NIH Scientists Publish New Metric to Measure the Influence of Scientific Research

Currently, measures to describe the scientiific impact of an article, its bibliometrics, are usually based on the journal in which it was published. Individual articles and researcher performance are evaluated based on the assumption that all articles published in high impact journals are uniformly of high impact, and that high impact science is not published in lower impact factor journals. 

Scientists with the Office of Portfolio Analysis (OPA), Division of Program Coordination, Planning and Strategic Initiatives (DPCPSI), part of the National Institutes of Health have proposed a new metric, known as the Relative Citation Ratio (RCR). This metric should allow researchers to measure the influence of a scientific article. It doesn't  replace expert review but it overcomes many of the issues faced by previous metrics. The rational behind the new metric is published in PLOS Biology on Sept. 6, 2016.

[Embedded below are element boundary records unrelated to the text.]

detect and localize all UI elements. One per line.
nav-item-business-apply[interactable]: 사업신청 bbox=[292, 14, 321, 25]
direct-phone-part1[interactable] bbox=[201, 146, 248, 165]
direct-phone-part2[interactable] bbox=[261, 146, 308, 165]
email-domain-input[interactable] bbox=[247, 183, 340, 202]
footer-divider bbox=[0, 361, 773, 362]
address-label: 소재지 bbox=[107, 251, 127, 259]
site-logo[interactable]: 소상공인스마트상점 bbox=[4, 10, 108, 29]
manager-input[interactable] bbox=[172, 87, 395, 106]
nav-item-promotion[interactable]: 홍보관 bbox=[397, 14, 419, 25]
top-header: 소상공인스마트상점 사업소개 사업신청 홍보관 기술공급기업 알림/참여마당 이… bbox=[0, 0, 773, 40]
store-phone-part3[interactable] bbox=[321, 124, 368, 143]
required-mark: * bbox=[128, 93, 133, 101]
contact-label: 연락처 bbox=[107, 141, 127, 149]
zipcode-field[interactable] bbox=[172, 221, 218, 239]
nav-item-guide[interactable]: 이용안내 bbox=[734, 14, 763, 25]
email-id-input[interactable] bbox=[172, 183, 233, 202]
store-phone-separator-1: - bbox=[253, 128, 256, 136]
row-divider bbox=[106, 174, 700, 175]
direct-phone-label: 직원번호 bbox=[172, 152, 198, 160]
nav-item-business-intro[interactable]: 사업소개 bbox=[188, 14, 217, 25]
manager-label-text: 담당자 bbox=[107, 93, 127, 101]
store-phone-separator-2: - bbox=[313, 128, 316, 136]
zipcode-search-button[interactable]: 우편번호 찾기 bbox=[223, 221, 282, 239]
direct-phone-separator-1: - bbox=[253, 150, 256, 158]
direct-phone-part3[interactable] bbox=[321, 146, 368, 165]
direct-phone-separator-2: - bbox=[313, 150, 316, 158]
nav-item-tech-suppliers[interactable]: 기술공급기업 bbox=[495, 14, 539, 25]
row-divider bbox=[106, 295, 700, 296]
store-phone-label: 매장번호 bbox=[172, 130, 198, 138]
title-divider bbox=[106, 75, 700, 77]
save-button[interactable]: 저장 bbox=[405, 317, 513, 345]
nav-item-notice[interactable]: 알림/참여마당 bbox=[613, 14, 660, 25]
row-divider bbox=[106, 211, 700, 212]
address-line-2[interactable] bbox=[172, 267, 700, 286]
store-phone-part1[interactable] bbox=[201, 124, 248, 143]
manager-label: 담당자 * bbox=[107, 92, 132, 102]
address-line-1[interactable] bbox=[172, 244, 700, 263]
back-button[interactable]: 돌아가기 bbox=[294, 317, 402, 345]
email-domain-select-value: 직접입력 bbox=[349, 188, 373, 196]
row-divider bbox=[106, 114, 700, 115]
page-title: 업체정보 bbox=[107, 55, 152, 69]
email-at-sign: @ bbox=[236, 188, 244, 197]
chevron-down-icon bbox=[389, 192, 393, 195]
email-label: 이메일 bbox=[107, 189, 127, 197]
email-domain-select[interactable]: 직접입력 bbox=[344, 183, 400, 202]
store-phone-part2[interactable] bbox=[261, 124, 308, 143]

To address some issues with the current system RCR uses a co-citation network that is formed from the reference lists of papers that cite the article in question, defining a unique field for each article. In addition, RCR is benchmarked to a peer comparison group to determine the relative influence of an article, assuming citations are a measure of influence, and to allow comparisons between similar types of articles, or output from similar institutions.

iCite, a free, easy to use web tool, has offered to calculate RCR values for user-selected articles listed in PubMed.